Zooprophylaxis is the use of animals to protect human health. The ideas of zooprophylaxis have been around for centuries: for example, Edward Jenner's use of the cattle disease cowpox to inoculate humans against the related but much more dangerous smallpox. However, the name of the field is relatively recent in English (though the Italian "Istituto Zooprofilattico" is over 70 years old).

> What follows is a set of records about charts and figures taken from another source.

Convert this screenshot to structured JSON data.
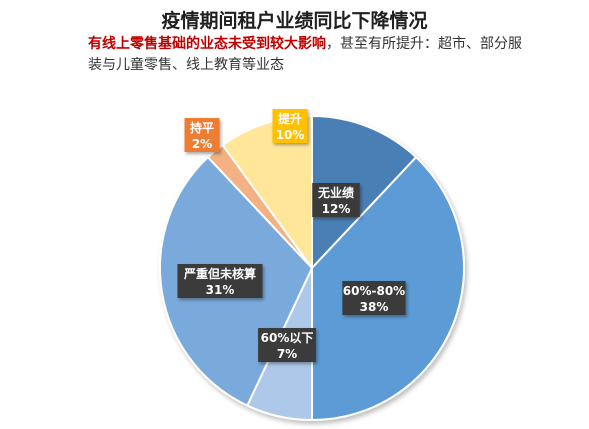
{
  "title": "疫情期间租户业绩同比下降情况",
  "subtitle_highlight": "有线上零售基础的业态未受到较大影响",
  "subtitle_rest": "，甚至有所提升：超市、部分服装与儿童零售、线上教育等业态",
  "chart_data": {
    "type": "pie",
    "title": "疫情期间租户业绩同比下降情况",
    "slices": [
      {
        "label": "无业绩",
        "value": 12,
        "value_label": "12%",
        "color": "#4a7fb5",
        "label_bg": "#3a3a3a",
        "label_fg": "#ffffff"
      },
      {
        "label": "60%-80%",
        "value": 38,
        "value_label": "38%",
        "color": "#5b9bd5",
        "label_bg": "#3a3a3a",
        "label_fg": "#ffffff"
      },
      {
        "label": "60%以下",
        "value": 7,
        "value_label": "7%",
        "color": "#adc8e8",
        "label_bg": "#3a3a3a",
        "label_fg": "#ffffff"
      },
      {
        "label": "严重但未核算",
        "value": 31,
        "value_label": "31%",
        "color": "#7aaadb",
        "label_bg": "#3a3a3a",
        "label_fg": "#ffffff"
      },
      {
        "label": "持平",
        "value": 2,
        "value_label": "2%",
        "color": "#f4b183",
        "label_bg": "#ed7d31",
        "label_fg": "#ffffff"
      },
      {
        "label": "提升",
        "value": 10,
        "value_label": "10%",
        "color": "#ffe699",
        "label_bg": "#ffc000",
        "label_fg": "#ffffff"
      }
    ]
  }
}
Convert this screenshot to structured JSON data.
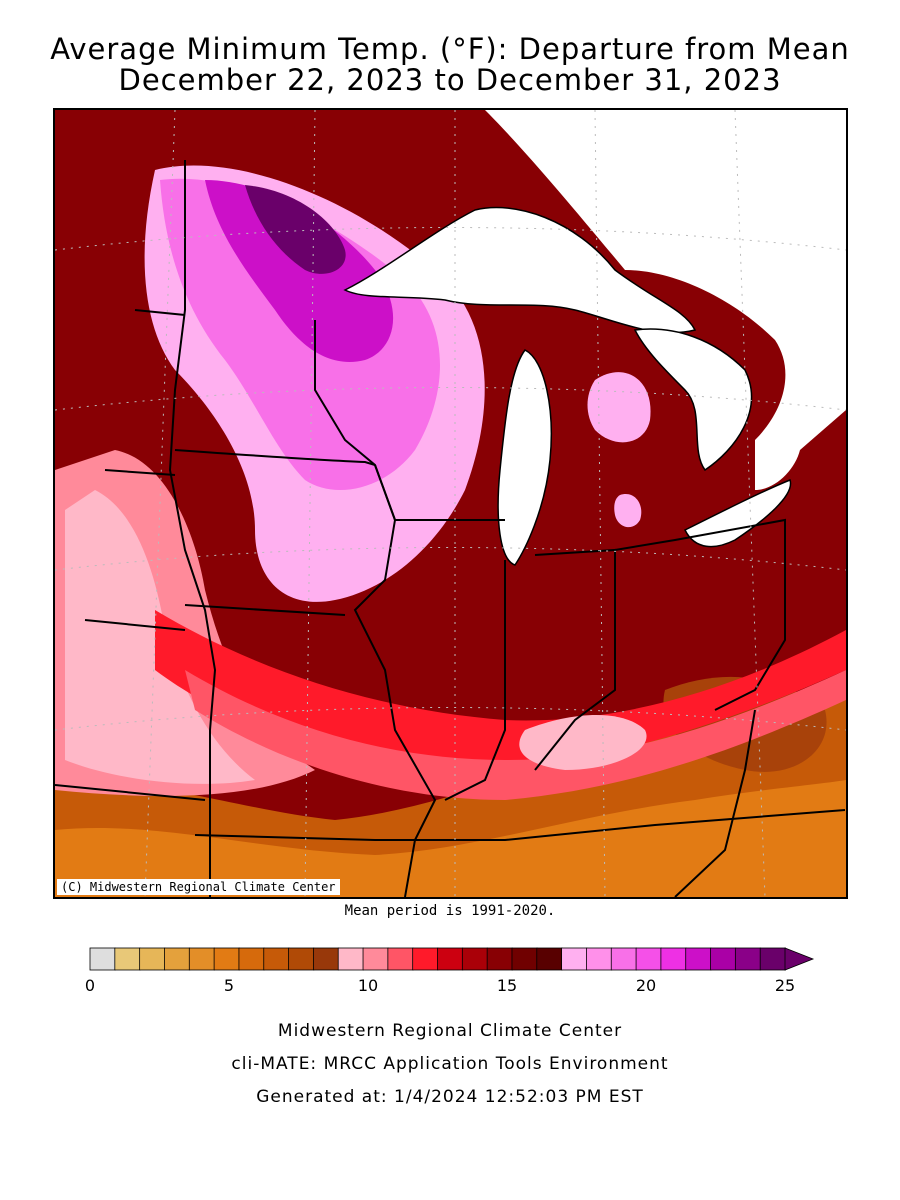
{
  "title": {
    "line1": "Average Minimum Temp. (°F): Departure from Mean",
    "line2": "December 22, 2023 to December 31, 2023"
  },
  "map": {
    "credit": "(C) Midwestern Regional Climate Center",
    "lake_color": "#ffffff",
    "border_color": "#000000"
  },
  "mean_note": "Mean period is 1991-2020.",
  "legend": {
    "ticks": [
      "0",
      "5",
      "10",
      "15",
      "20",
      "25"
    ],
    "colors": [
      "#dedede",
      "#e8c878",
      "#e6b658",
      "#e4a13c",
      "#e38e28",
      "#e27b14",
      "#d66a0c",
      "#c65a08",
      "#b04a06",
      "#98380a",
      "#ffb8c8",
      "#ff8a9a",
      "#ff5566",
      "#ff1a2a",
      "#cc0010",
      "#aa0008",
      "#880004",
      "#700000",
      "#580000",
      "#ffb0f0",
      "#ff90ea",
      "#f870e8",
      "#f550e8",
      "#ee30e4",
      "#cc10c8",
      "#aa00a6",
      "#8a0088",
      "#6a006a"
    ]
  },
  "footer": {
    "line1": "Midwestern Regional Climate Center",
    "line2": "cli-MATE: MRCC Application Tools Environment",
    "line3": "Generated at: 1/4/2024 12:52:03 PM EST"
  }
}
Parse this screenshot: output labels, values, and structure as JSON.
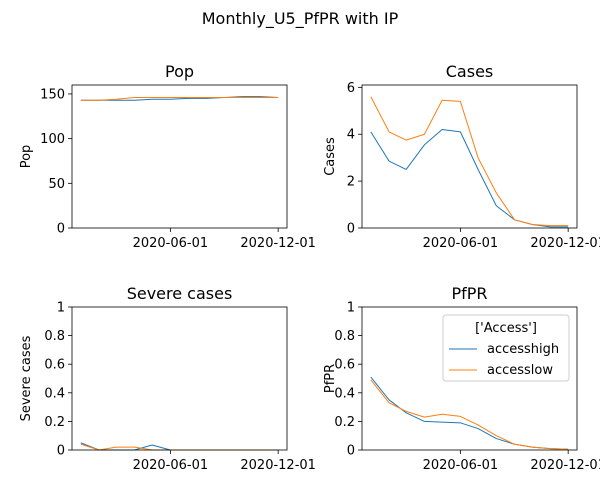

Some historians have suggested that cattle caused the disappearance of malaria from the British Isles. There are certainly mosquitoes there, but once large numbers of cattle started being raised for food after the Industrial Revolution, the mosquitoes fed on cows' blood, and the malaria germ does not reproduce in cows' blood the way it does in other animals. Since the cattle were not serving as reservoirs of disease, the disease was much less prevalent than in the Mediterranean Sea coast of Europe, where fewer cows were raised.

Raising cattle to serve as a dead end for disease vectors, instead of insecticides and medication, is being tried out in several parts of the world, as drug-resistant strains of malaria make the old methods less effective. Other diseases such as Japanese encephalitis may also be made less common by the same tactics. One article suggests that even lizards may provide zooprophylaxis against some tick-borne diseases; it is a field which deserves more study.

Carlson, Laurie Wynn. Cattle: An Informal Social History. Chicago: Ivan R. Dee, 2001.